The resolution passed unanimously. 

SB #15, which called for the creation of a Title IX Policy Task Force in order to combat federal policies which aim to limit Title IX of the Education Amendment Act. Under SB #15, the Title IX Policy Task Force would create “student-friendly” policies for the UC Board of Regents and the State of California to address the federal issues. The Bill passed unanimously. 

Constitutional Amendment #66 was unanimously voted not to be put back on the fall special ballot. 

SB #12, which regards a restructuring of the relationship between ASUCD commissions and committees and intends to increase responsibilities for commissions, was introduced. For committees, the bill was written with the hope of increasing access to the legislative process of ASUCD. SB #12 passed unanimously.

Hurst then led the Senate into the State of the Association, saying “ASUCD came into this quarter in a state of crisis — and we largely still find ourselves there.” He also spoke about the roughly $500,000 budget deficit accumulated by ASUCD, which threatens the many functions of the association.

“We have a long path ahead of us that leads to our hopeful passage of the fee referendum,” Hurst said. “Now we must fight to preserve and support those units that continue to define ASUCD and serve our students.”

Furthermore, Hurst discussed the ongoing issues related to UCPath. 

“Our ability to pay our own employees [and] our financial autonomy was effectively stripped from us,” Hurst said. “And these students, including many of us sitting here, have been caught in the crossfire.

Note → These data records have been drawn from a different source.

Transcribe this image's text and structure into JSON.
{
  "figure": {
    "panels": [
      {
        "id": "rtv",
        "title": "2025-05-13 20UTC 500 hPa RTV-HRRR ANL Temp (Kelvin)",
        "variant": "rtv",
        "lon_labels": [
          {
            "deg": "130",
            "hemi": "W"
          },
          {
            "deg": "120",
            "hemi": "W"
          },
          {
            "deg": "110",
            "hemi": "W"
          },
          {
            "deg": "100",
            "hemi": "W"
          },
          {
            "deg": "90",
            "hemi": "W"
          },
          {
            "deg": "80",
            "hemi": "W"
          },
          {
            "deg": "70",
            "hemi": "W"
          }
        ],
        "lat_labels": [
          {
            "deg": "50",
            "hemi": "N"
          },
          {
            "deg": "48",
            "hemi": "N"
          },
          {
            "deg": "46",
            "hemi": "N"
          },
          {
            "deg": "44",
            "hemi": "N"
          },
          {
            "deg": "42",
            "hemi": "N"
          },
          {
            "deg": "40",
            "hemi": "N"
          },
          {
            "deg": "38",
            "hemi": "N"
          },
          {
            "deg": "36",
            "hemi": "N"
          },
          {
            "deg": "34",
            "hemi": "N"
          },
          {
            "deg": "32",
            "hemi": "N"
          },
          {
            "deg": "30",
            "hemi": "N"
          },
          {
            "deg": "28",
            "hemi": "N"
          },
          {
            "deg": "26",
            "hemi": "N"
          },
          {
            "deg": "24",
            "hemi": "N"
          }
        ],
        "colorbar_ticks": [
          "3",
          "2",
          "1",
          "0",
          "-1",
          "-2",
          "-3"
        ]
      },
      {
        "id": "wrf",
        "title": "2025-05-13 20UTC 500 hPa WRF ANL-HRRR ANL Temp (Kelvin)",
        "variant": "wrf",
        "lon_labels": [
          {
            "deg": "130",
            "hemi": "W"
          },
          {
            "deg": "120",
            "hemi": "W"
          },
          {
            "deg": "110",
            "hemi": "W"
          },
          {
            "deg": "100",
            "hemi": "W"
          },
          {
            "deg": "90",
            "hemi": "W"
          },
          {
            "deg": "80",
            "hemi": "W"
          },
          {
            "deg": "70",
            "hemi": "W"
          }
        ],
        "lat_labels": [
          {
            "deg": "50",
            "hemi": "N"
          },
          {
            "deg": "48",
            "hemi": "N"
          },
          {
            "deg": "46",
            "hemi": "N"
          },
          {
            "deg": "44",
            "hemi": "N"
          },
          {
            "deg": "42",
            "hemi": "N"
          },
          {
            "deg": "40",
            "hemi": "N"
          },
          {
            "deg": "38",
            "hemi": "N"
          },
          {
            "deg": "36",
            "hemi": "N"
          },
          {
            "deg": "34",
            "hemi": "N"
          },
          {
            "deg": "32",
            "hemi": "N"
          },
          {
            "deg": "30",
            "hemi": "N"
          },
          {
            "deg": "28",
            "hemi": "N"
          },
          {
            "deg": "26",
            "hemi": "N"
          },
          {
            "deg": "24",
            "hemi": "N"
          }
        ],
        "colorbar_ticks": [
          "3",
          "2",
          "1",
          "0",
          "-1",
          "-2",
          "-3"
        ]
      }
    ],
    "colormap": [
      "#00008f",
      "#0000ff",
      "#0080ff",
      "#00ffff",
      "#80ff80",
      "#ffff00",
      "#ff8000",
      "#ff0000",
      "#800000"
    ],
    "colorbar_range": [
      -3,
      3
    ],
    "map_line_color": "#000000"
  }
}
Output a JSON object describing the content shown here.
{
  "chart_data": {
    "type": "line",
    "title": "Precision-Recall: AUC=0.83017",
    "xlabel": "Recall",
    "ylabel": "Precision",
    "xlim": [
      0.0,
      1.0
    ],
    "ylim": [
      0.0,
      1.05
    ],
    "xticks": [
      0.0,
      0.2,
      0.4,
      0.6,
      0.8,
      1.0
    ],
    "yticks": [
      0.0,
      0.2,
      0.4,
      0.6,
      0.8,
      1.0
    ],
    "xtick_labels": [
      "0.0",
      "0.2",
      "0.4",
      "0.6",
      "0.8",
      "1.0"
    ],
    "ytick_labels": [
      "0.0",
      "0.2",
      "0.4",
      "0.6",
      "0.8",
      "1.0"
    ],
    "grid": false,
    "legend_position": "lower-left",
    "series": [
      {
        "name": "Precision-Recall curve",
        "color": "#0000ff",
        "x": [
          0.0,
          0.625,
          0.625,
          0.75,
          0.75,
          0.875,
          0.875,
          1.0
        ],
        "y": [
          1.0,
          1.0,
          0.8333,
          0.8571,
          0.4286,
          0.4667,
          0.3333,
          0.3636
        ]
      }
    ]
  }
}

The timing of the UCPath rollout directly froze our hiring abilities, sending ripple effects throughout the Association.”

In regards to the Fall Quarter 2019 general elections, Hurst explained that ASUCD has “been posed with a complicated dilemma: adherence to the ASUCD Constitution while simultaneously lacking the infrastructure to do so.”

Hurst ended his address on a hopeful note: “Despite the setbacks that we have been plagued with this quarter, we have the potential to create lasting change for the association and all the people that we serve if [we] continue to work together,” Hurst said.

During public discussion, senators continued to speak about the budget deficit and fee referendum. 

The meeting was adjourned at 11:13 p.m.